Brrrr!! Baby it's cold outside.
Yet another bit of
reporting on the effects of hitting the wall of Progress. You read about it here first; just not the reporting.
Recently regulators have become especially concerned that insurers have been loading up on a kind of investment known as collateralized debt obligations, or C.L.O.s for short. C.L.O.s are mortgages and other loans that have been packaged into securities. They bear ominous similarities to the securities that helped cause the 2008 financial crisis.
This is what happens, as you learned in your Econ 101 class (you did take that class, right?), that The Law of Supply and Demand really does exist, even if/when the levers of Mr. Market are obscured. The CxO class still hasn't found profitable ways to deploy fiduciary capital into physical capital. So they go chasing Treasuries or, in this reporting, they're so desperate to cover unfunded insurance liabilities (which Gummint Bonds used to take care of) that they load up on any kind of trash that 'promises' them the needed moolah.

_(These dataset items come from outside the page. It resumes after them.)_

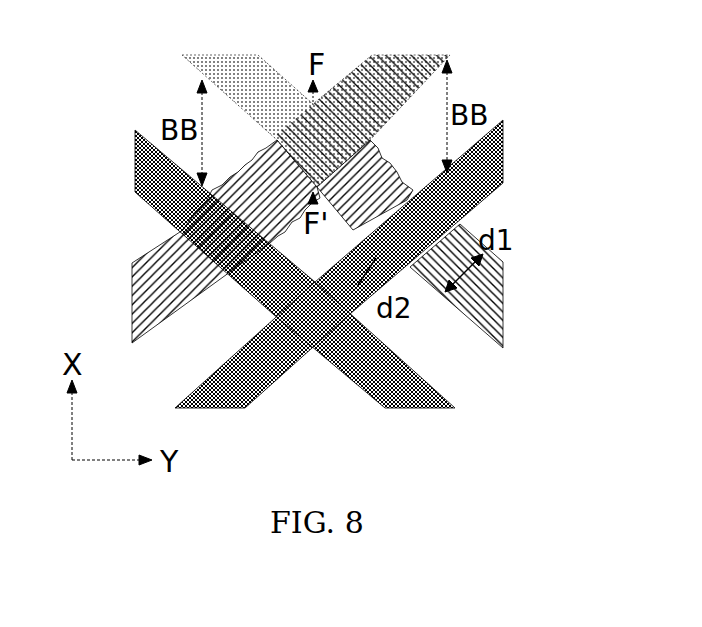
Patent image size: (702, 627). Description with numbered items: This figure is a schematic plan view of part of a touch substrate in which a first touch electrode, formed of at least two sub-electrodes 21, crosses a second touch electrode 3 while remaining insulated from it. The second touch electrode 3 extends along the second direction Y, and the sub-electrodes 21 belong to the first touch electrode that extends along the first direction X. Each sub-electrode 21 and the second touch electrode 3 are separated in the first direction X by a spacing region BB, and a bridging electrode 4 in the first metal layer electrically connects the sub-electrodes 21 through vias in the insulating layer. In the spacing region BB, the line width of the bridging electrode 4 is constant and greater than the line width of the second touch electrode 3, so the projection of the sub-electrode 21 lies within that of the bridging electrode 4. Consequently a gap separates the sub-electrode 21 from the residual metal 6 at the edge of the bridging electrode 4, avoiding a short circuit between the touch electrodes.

The second touch electrode 3 is at (405, 412).
The bridging electrode 4 is at (132, 288).
The residual metal 6 is at (490, 200).
The sub-electrode 21 is at (412, 55).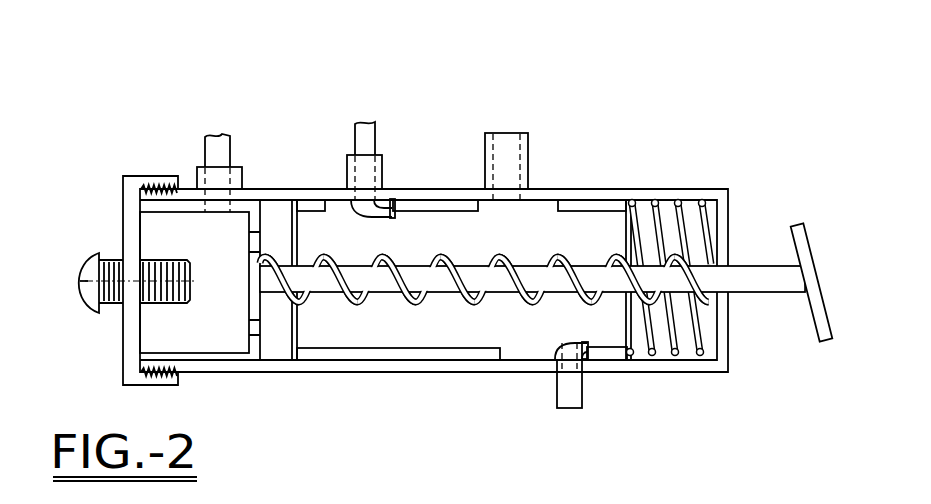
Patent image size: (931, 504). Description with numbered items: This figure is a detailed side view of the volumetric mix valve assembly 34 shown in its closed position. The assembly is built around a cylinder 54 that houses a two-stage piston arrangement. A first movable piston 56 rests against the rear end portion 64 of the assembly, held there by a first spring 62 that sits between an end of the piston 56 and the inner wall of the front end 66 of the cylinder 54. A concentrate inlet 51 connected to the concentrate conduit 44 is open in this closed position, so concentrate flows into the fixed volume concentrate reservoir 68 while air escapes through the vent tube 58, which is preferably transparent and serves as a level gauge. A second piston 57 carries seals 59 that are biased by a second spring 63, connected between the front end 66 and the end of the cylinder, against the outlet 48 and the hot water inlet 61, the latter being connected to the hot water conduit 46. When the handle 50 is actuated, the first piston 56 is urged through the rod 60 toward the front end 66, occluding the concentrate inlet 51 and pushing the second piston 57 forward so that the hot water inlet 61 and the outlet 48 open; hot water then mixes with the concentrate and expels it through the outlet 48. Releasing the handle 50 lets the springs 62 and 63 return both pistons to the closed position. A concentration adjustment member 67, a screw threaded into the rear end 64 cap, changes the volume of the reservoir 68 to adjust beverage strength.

Good luck with that. There was a recent NYT piece (and elsewhere if you'd rather) on the China problem: way too much real estate development, both residential and commercial. Reporting on the problem
goes back years. The current situation is the cancer recurring. Real estate is a non-producing asset; the only way to make money from it (both commercial and residential, in fact) is if the tenants/owners have sufficient excess cashflow to float the notes. And for that to happen residents have to have better paying employment today than they did before buying, and businesses have to have growth driving their cashflow. Unlike a spiffy new kind of machine which is X% more productive, and fills large unmet demand for the widgets it makes. That's how capital really makes money, rather than just taking it from sources that actually make money.
TIAA has been hawking its annuities in TeeVee adverts recently,
promising 'guaranteed' income for life. Just buy our annuity!! Just one bad court case from vanishing. Poof, there goes your 'guaranteed income'. As with any private sector annuity.